Deep learning and machine learning have become more and more essential for many businesses, for both internal and external use. This is especially true for companies processing raw data and hoping to extract useful knowledge and actionable insights. Many are looking to adopt a serverless approach for its benefits, but implementation has challenges.
Two main challenges arise when organizing deep learning applications in the cloud: training of the deep learning model and inference (prediction) of the model at scale. The root of these challenges for deployment of deep learning applications is the maintenance of the GPU cluster. GPU clusters are usually pretty expensive and are hard to dynamically scale.
A serverless approach for deep learning training involves using fully dynamic clusters for training the models. Services like AWS Batch allow you to start a GPU cluster dynamically with as much as one VM per job. This is useful if you want to train multiple models on different sets of hyperparameters. After the job is finished, the VM will either process next or will be terminated. This sequence is key so you don’t have to pay for idle instances. Additionally, AWS Batch allows you to use spot instances, which means you can reduce your training costs by almost three times.
While training is usually a long running task that utilizes a lot of data, inference, on the other hand, is a very short task which doesn’t use a lot of data. Due to those differences, using a dynamic GPU cluster may be hard as it won’t be able to scale according to the load. The serverless approach, in this case, is to provide a simple, scalable and reliable architecture. Although single inference on the CPU takes more time than on the GPU, large batches can be processed much faster and serverless processing can scale almost instantly since everything is run independently in parallel.
An added benefit is that you don’t have to pay for unused server time. Serverless architectures have a pay-as-you-go model and it allows a business to get more processing power for the same price. Also there is no penalty for horizontal scaling when using the serverless approach, so it allows to scale to the business case limit, not the implementation limit. Additionally, it allows you to process peak loads very quickly.

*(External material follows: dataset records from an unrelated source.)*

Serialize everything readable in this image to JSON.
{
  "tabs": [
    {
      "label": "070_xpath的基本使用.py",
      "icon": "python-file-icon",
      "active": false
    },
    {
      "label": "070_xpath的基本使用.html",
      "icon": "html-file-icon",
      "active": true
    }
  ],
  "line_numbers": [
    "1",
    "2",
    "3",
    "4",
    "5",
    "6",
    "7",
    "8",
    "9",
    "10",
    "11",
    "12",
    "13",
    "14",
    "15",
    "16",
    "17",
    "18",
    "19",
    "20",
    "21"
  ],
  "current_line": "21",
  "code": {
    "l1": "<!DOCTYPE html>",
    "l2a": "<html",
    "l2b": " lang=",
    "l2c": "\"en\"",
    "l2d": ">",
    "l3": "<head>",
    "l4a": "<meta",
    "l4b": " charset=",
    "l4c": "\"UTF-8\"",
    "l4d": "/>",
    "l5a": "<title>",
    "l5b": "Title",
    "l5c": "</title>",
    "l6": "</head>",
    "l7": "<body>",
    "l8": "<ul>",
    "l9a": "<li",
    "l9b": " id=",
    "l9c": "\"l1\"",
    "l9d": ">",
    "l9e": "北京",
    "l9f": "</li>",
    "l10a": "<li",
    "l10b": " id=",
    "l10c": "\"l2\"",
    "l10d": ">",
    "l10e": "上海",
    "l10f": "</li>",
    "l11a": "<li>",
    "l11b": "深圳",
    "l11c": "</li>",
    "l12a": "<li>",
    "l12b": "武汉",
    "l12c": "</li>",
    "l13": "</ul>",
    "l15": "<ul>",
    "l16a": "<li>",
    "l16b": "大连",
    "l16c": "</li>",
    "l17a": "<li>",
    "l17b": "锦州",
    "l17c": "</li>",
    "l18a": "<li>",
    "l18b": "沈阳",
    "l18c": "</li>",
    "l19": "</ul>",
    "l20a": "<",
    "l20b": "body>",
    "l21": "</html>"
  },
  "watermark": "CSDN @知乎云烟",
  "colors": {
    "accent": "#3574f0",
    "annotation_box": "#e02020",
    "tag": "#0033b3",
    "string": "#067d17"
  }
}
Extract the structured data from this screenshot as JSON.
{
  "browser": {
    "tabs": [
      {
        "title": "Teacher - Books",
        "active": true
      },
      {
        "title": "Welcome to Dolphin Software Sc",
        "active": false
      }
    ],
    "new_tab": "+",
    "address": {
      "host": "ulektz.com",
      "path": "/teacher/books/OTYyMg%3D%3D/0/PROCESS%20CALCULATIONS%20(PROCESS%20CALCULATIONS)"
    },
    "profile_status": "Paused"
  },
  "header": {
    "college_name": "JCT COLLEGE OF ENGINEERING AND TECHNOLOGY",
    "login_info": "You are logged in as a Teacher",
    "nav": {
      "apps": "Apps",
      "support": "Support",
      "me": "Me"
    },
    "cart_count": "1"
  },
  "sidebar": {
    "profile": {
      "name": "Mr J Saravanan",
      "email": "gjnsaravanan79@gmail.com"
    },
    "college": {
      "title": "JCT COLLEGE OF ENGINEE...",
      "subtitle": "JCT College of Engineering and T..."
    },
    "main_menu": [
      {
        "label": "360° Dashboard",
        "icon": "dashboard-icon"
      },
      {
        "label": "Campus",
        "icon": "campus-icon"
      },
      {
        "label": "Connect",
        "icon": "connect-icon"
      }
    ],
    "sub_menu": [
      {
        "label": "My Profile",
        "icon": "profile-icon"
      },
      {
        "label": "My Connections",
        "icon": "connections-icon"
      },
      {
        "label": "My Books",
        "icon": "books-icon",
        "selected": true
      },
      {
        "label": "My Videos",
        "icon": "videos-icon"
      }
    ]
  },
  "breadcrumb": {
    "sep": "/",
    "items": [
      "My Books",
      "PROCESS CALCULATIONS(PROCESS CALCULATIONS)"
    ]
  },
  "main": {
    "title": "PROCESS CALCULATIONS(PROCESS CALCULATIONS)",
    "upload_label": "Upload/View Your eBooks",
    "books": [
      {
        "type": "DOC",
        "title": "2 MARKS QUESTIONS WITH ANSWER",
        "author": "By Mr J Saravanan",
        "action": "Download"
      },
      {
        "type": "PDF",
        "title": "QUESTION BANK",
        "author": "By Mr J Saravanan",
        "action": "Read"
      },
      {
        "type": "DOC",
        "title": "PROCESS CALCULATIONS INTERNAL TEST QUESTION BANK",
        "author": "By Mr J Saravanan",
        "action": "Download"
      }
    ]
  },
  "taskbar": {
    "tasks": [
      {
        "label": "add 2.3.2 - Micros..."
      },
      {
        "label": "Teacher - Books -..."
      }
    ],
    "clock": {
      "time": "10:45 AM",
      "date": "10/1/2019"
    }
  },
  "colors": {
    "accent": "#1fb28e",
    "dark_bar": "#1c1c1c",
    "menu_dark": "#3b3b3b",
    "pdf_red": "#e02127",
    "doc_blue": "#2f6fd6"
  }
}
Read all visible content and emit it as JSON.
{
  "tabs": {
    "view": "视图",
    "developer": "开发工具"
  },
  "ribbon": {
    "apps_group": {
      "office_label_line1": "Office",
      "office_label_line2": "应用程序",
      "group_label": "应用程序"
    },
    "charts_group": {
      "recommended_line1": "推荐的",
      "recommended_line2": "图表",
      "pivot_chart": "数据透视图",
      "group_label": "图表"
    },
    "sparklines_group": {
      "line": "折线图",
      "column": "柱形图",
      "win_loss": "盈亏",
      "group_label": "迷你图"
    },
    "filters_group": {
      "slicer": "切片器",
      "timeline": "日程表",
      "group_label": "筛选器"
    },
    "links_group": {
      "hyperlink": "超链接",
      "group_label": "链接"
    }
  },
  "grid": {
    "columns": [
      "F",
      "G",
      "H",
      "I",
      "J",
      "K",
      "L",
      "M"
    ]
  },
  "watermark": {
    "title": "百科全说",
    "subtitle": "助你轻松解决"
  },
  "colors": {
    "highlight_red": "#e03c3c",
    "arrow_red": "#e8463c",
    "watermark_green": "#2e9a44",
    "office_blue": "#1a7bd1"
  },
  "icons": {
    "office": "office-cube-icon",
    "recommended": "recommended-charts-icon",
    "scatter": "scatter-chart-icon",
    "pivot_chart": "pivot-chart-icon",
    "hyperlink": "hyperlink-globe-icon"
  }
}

The last benefit to keep in mind for the serverless approach are easy integrations between your model and other parts of AWS infrastructure. You can use your model with API Gateway to make a deep learning RESTful API, with SQS to make a deep learning pipeline and with Step Functions to make a deep learning workflow. Overall, the use of workflows and pipelines make organization easier and more complex training and inference possible – which is usually required by real business problems like A/B model testing, model updates, and frequent model retraining.
Hopefully, with these approaches for training and inference, your team can overcome the challenges of implementing serverless deep learning and start reaping the benefits.